Pour ma part j’ai opté pour le Djinn semi-ventilé même si les rafales sortaient de sa plage de vent. Je comptais sur le souplesse des barres pour absorber les rafales et au toilage pour asurer dans les passages à vide. Le Djinn a tenu le choc, pas de dommage constaté. Le vent était vraiment difficile et il y a eu un carambolage lors du megateam 2 lignes.

Vol au milieu de la ménagerie

Le vent capricieux donnait beaucoup de mal aux monofils sur le terrain desquels des espaces se créaient. Une occasion de voler…..même en 37m au milieu des pieuvres et des nounours.

En fin de journée le traditionnel megateam a eu lieu dans les mêmes conditions de vent difficiles. J’ai conservé le semi-ventilé avec lequel j’avais volé tout l’après-midi.

Entrainement black sails à 16

Il faisait très frais ce vendredi matin. Les berckites étant occupés à leur propre entraînement nous fûmes seulement 16 cette fois. Le vent était plus calme, annoncé à 10 mph avec rafale à 18 mph mais vent de terre: tout le monde prit le black sail standard. Comme à chaque séance Philippe et Mike avaient de nouvelles idées à tester. La pression montait peu car la semaine touchait à sa fin et l’arrivée de nouveaux membres et l’absence de certains changeaient les habitudes des autres. Ah difficile pour tous de n’être qu’un pixel !

Djinn la révélation

Alors que je me préparais pour le megateam d’ouverture j’ai mesuré le vent et le vent de cinema tournait plutôt au film d’horreur. mesures prises à 1 minutes d’intervalle.

Apres avoir consulté la plage de vent du Djinn sur kiteforge, j’ai pris le semi-ventilé pour pouvoir bien tenir mes stops BA en bas avec les rafales.

Et là se fut la révélation. J’ai comprends ce que cela voulait dire « voler en dessous et en dessus de ce que l’on peut croire » ! je fus agréablement surpris de la tenue du Djinn semi-ventile dans les creux alors que d’autres étaient à la ramasse. J’adore ce cerf-volant !

Monofil et structures gonflables

Le cerf-volant est egalement un loisir contemplatif. Berck est une occasion de voir des grosses structures. On pouvait admirer le plus long cerf-volant du monde, une raie géante bleue.

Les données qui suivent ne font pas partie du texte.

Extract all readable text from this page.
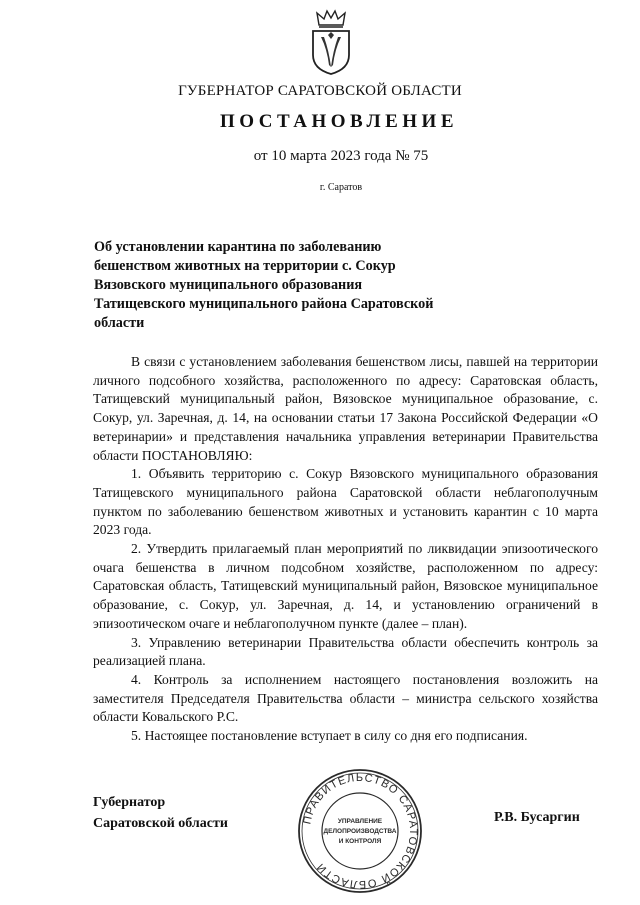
ГУБЕРНАТОР САРАТОВСКОЙ ОБЛАСТИ
ПОСТАНОВЛЕНИЕ
от 10 марта 2023 года № 75
г. Саратов
Об установлении карантина по заболеванию
бешенством животных на территории с. Сокур
Вязовского муниципального образования
Татищевского муниципального района Саратовской
области

В связи с установлением заболевания бешенством лисы, павшей на территории личного подсобного хозяйства, расположенного по адресу: Саратовская область, Татищевский муниципальный район, Вязовское муниципальное образование, с. Сокур, ул. Заречная, д. 14, на основании статьи 17 Закона Российской Федерации «О ветеринарии» и представления начальника управления ветеринарии Правительства области ПОСТАНОВЛЯЮ:

1. Объявить территорию с. Сокур Вязовского муниципального образования Татищевского муниципального района Саратовской области неблагополучным пунктом по заболеванию бешенством животных и установить карантин с 10 марта 2023 года.

2. Утвердить прилагаемый план мероприятий по ликвидации эпизоотического очага бешенства в личном подсобном хозяйстве, расположенном по адресу: Саратовская область, Татищевский муниципальный район, Вязовское муниципальное образование, с. Сокур, ул. Заречная, д. 14, и установлению ограничений в эпизоотическом очаге и неблагополучном пункте (далее – план).

3. Управлению ветеринарии Правительства области обеспечить контроль за реализацией плана.

4. Контроль за исполнением настоящего постановления возложить на заместителя Председателя Правительства области – министра сельского хозяйства области Ковальского Р.С.

5. Настоящее постановление вступает в силу со дня его подписания.

Губернатор
Саратовской области	Р.В. Бусаргин
ПРАВИТЕЛЬСТВО САРАТОВСКОЙ ОБЛАСТИ
УПРАВЛЕНИЕ
ДЕЛОПРОИЗВОДСТВА
И КОНТРОЛЯ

J’ai retrouvé Frédéric que j’avais rencontré mercredi. Il avait des lignes de 37m et nous avons pu voler en ensemble.

Je volais en semi-ventilé sur la plage avec Frédéric quand le megateam 2 lignes touchait à sa fin. Je me suis alors dépêché de rejoindre le terrain central avec le semi-ventilé tout en sachant que là-bas le vent de film d’horreur conseillait plutôt un standard.

Le djinn un 4 lignes haute performance

Effectivement tout le monde était en standard. J’étais le seul en semi-ventilé…. mais en Djinn…. et la magie opéra de nouveau. Ce Djinn a de la ressource ! même en semi j’ai reussi à voler sans tomber. J’ai eu tord d’avoir douté de mes capacités à voler dans des vents faibles ou forts avec les Djinn. Le Djinn est décidément un 4 lignes haute performance !

Kostaa flykite

Samemdi matin j’avais donné rendez-vous à Konstantin pour faire quelques prises de vue de 2 lignes.

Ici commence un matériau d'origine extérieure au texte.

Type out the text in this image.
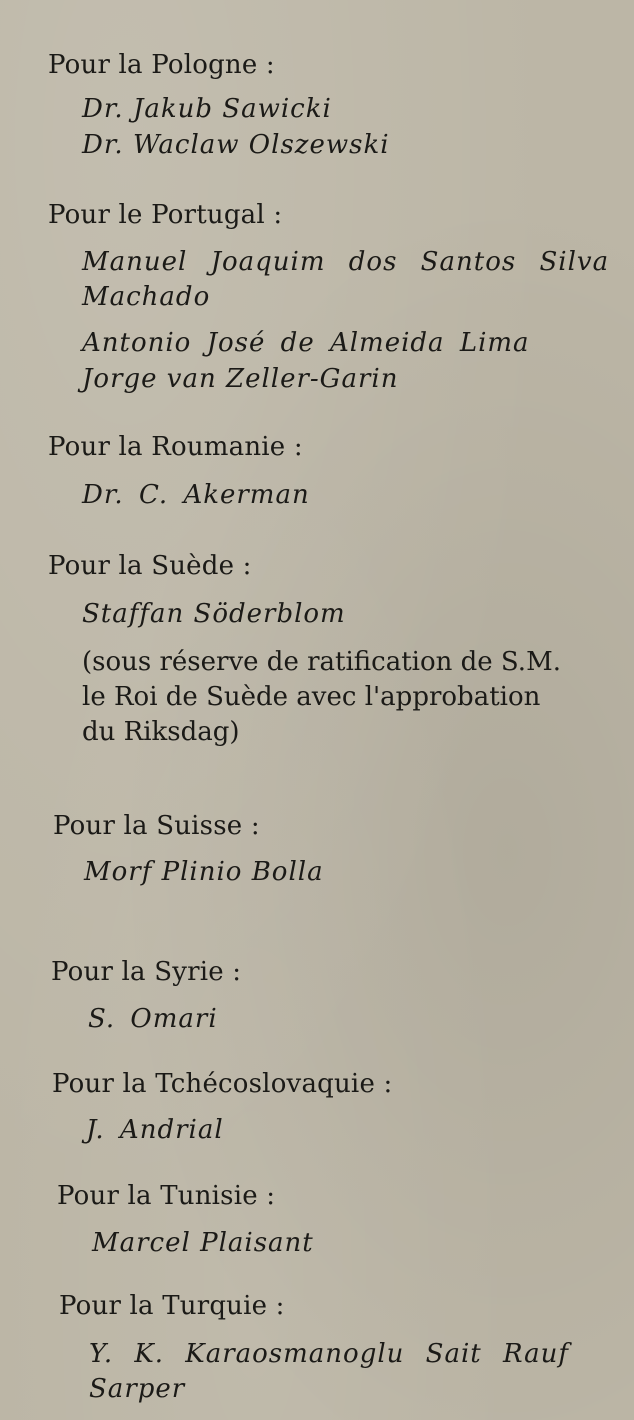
Pour la Pologne :
Dr. Jakub Sawicki
Dr. Waclaw Olszewski
Pour le Portugal :
Manuel Joaquim dos Santos Silva
Machado
Antonio José de Almeida Lima
Jorge van Zeller-Garin
Pour la Roumanie :
Dr. C. Akerman
Pour la Suède :
Staffan Söderblom
(sous réserve de ratification de S.M.
le Roi de Suède avec l'approbation
du Riksdag)
Pour la Suisse :
Morf Plinio Bolla
Pour la Syrie :
S. Omari
Pour la Tchécoslovaquie :
J. Andrial
Pour la Tunisie :
Marcel Plaisant
Pour la Turquie :
Y. K. Karaosmanoglu Sait Rauf
Sarper
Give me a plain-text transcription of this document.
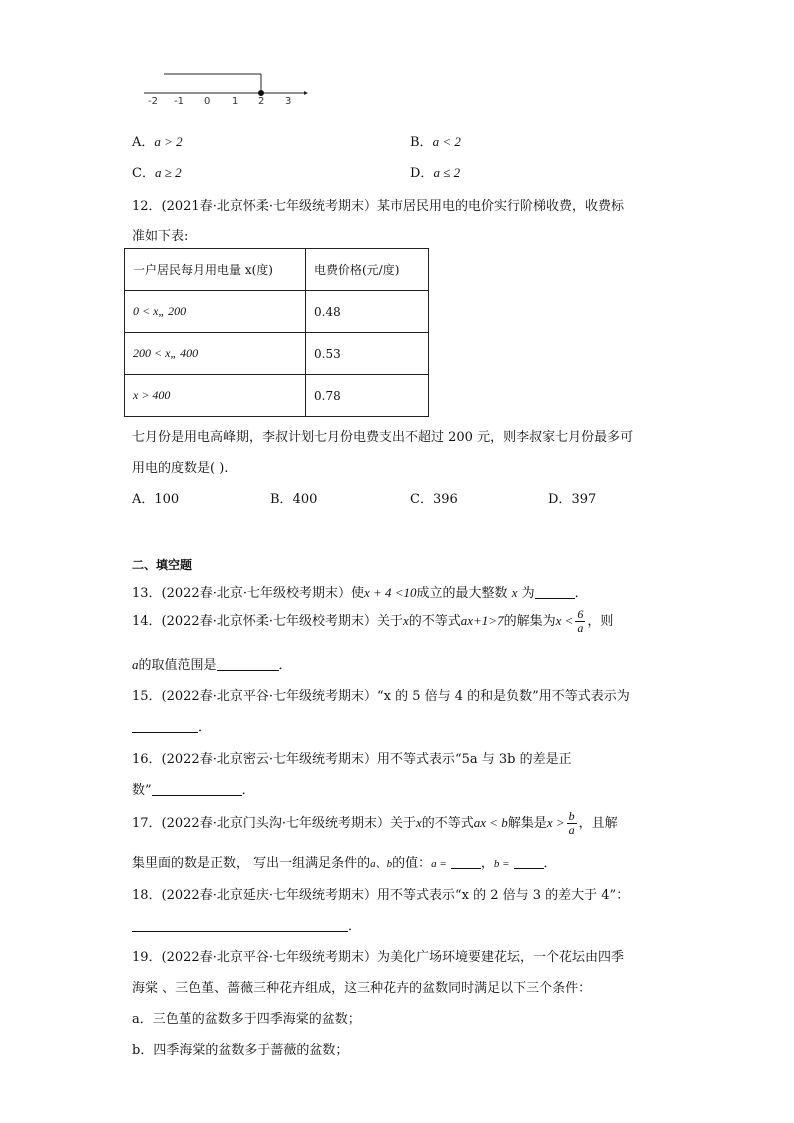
-2 -1 0 1 2 3
A．a > 2	B．a < 2
C．a ≥ 2	D．a ≤ 2
12．(2021春·北京怀柔·七年级统考期末）某市居民用电的电价实行阶梯收费，收费标
准如下表:
一户居民每月用电量 x(度)	电费价格(元/度)
0 < x„ 200	0.48
200 < x„ 400	0.53
x > 400	0.78
七月份是用电高峰期，李叔计划七月份电费支出不超过 200 元，则李叔家七月份最多可
用电的度数是( ).
A．100	B．400	C．396	D．397
二、填空题
13．(2022春·北京·七年级校考期末）使x + 4 <10成立的最大整数 x 为	．
14．(2022春·北京怀柔·七年级校考期末）关于x的不等式ax+1>7的解集为$x < \frac{6}{a}$ ，则
a的取值范围是	．
15．(2022春·北京平谷·七年级统考期末）“x 的 5 倍与 4 的和是负数”用不等式表示为
．
16．(2022春·北京密云·七年级统考期末）用不等式表示“5a 与 3b 的差是正
数”	．
17．(2022春·北京门头沟·七年级统考期末）关于x的不等式ax < b解集是$x > \frac{b}{a}$ ，且解
集里面的数是正数， 写出一组满足条件的a、b的值：a =	，b =	．
18．(2022春·北京延庆·七年级统考期末）用不等式表示“x 的 2 倍与 3 的差大于 4”：
．
19．(2022春·北京平谷·七年级统考期末）为美化广场环境要建花坛，一个花坛由四季
海棠 、三色堇、蔷薇三种花卉组成，这三种花卉的盆数同时满足以下三个条件：
a．三色堇的盆数多于四季海棠的盆数；
b．四季海棠的盆数多于蔷薇的盆数；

Je n’avais que peu de temps car le de temps car l’entraînement black sails était comme d’habitude à 10h. J’ai utilisé mes 4 batteries mais le vent et le froid ont sensiblement diminué mon temps de vol.

Black sails simplifié

Comme on avait prévu de passer en megateam d’ouverture, l’entrainement black sails se concentra sur un enchainement de figures simples.

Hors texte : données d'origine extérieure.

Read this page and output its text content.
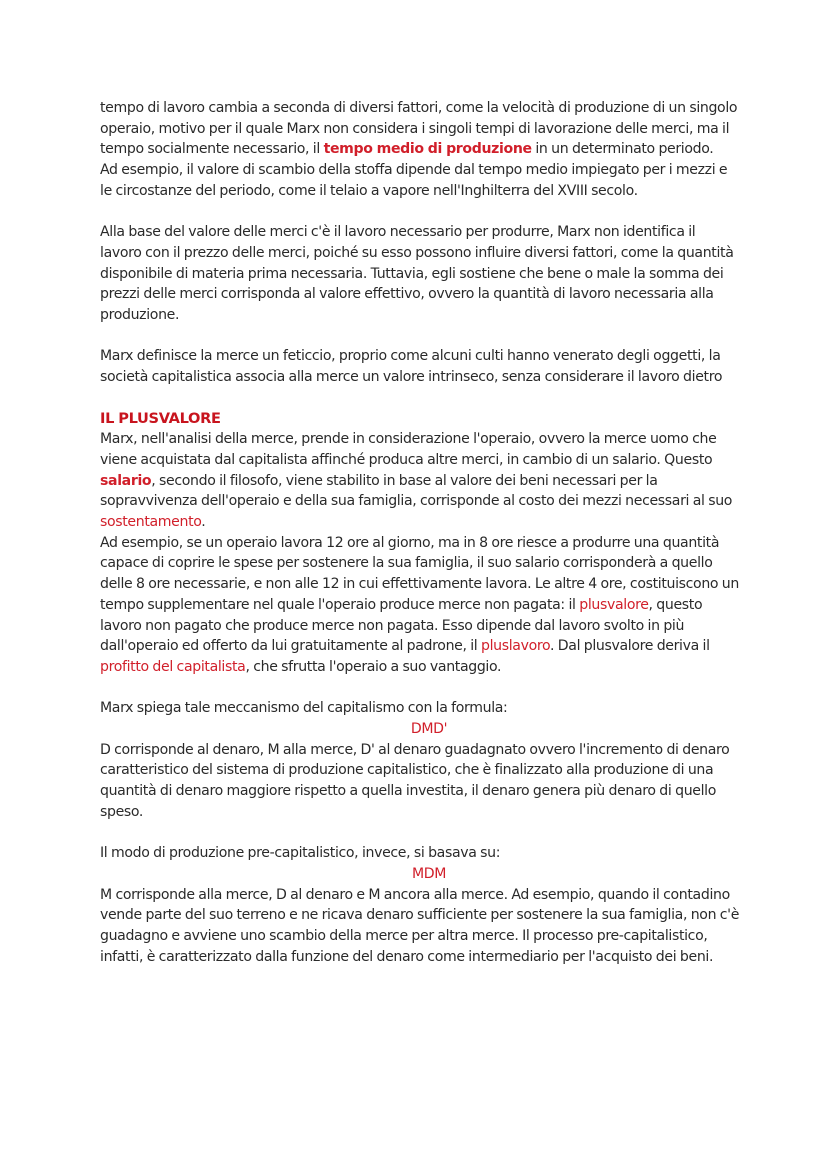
tempo di lavoro cambia a seconda di diversi fattori, come la velocità di produzione di un singolo operaio, motivo per il quale Marx non considera i singoli tempi di lavorazione delle merci, ma il tempo socialmente necessario, il tempo medio di produzione in un determinato periodo.

Ad esempio, il valore di scambio della stoffa dipende dal tempo medio impiegato per i mezzi e le circostanze del periodo, come il telaio a vapore nell'Inghilterra del XVIII secolo.

Alla base del valore delle merci c'è il lavoro necessario per produrre, Marx non identifica il lavoro con il prezzo delle merci, poiché su esso possono influire diversi fattori, come la quantità disponibile di materia prima necessaria. Tuttavia, egli sostiene che bene o male la somma dei prezzi delle merci corrisponda al valore effettivo, ovvero la quantità di lavoro necessaria alla produzione.

Marx definisce la merce un feticcio, proprio come alcuni culti hanno venerato degli oggetti, la società capitalistica associa alla merce un valore intrinseco, senza considerare il lavoro dietro

IL PLUSVALORE

Marx, nell'analisi della merce, prende in considerazione l'operaio, ovvero la merce uomo che viene acquistata dal capitalista affinché produca altre merci, in cambio di un salario. Questo salario, secondo il filosofo, viene stabilito in base al valore dei beni necessari per la sopravvivenza dell'operaio e della sua famiglia, corrisponde al costo dei mezzi necessari al suo sostentamento.

Ad esempio, se un operaio lavora 12 ore al giorno, ma in 8 ore riesce a produrre una quantità capace di coprire le spese per sostenere la sua famiglia, il suo salario corrisponderà a quello delle 8 ore necessarie, e non alle 12 in cui effettivamente lavora. Le altre 4 ore, costituiscono un tempo supplementare nel quale l'operaio produce merce non pagata: il plusvalore, questo lavoro non pagato che produce merce non pagata. Esso dipende dal lavoro svolto in più dall'operaio ed offerto da lui gratuitamente al padrone, il pluslavoro. Dal plusvalore deriva il profitto del capitalista, che sfrutta l'operaio a suo vantaggio.

Marx spiega tale meccanismo del capitalismo con la formula:

DMD'

D corrisponde al denaro, M alla merce, D' al denaro guadagnato ovvero l'incremento di denaro caratteristico del sistema di produzione capitalistico, che è finalizzato alla produzione di una quantità di denaro maggiore rispetto a quella investita, il denaro genera più denaro di quello speso.

Il modo di produzione pre-capitalistico, invece, si basava su:

MDM

M corrisponde alla merce, D al denaro e M ancora alla merce. Ad esempio, quando il contadino vende parte del suo terreno e ne ricava denaro sufficiente per sostenere la sua famiglia, non c'è guadagno e avviene uno scambio della merce per altra merce. Il processo pre-capitalistico, infatti, è caratterizzato dalla funzione del denaro come intermediario per l'acquisto dei beni.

Cela allait être la première fois du festival ou mon Djinn ne ferait pas de megateam….

Black sails la première

Le vent de terre fut le pire qui soit depuis le début de ces 32e rencontre internationale de cerf-volant.

Le passage black sails s’est fait dans la douleur mais lorsque les revos nous on rejoints on a arrêté tellement le vent ne permettait même plus de faire une simple pousuite par colonne.

Samedi au vent variable

Le reste de l’après-midi connu un temps alternant soleil et crachat tandis que le vent oscillait entre fort et faible. Dans ces conditions il valait mieux rester sous la tente. Plus grand chose en l’air:

Ici une équipe 2 lignes dont un des CV semble avoir une barre cassé. Son pilote a néanmoins continué comme si de rien n’était.

Regardez bien le CV du haut:

Le mégateam de fin de journée fut à l’inverse de l’ouverture tout simplement magnifique. Des figures simples mais bien exécutées !

Dernier jour du festival

Ce dernier jour commença comme les autres par un entrainement black sails de 10 à 12. Nous avons travaillé les mêmes séquences que hier. Comme le vent était parfois aux abonnés absents, l’exercice de la multi-poursuite fut au programme pour ne pas être pris au dépourvu lors du show.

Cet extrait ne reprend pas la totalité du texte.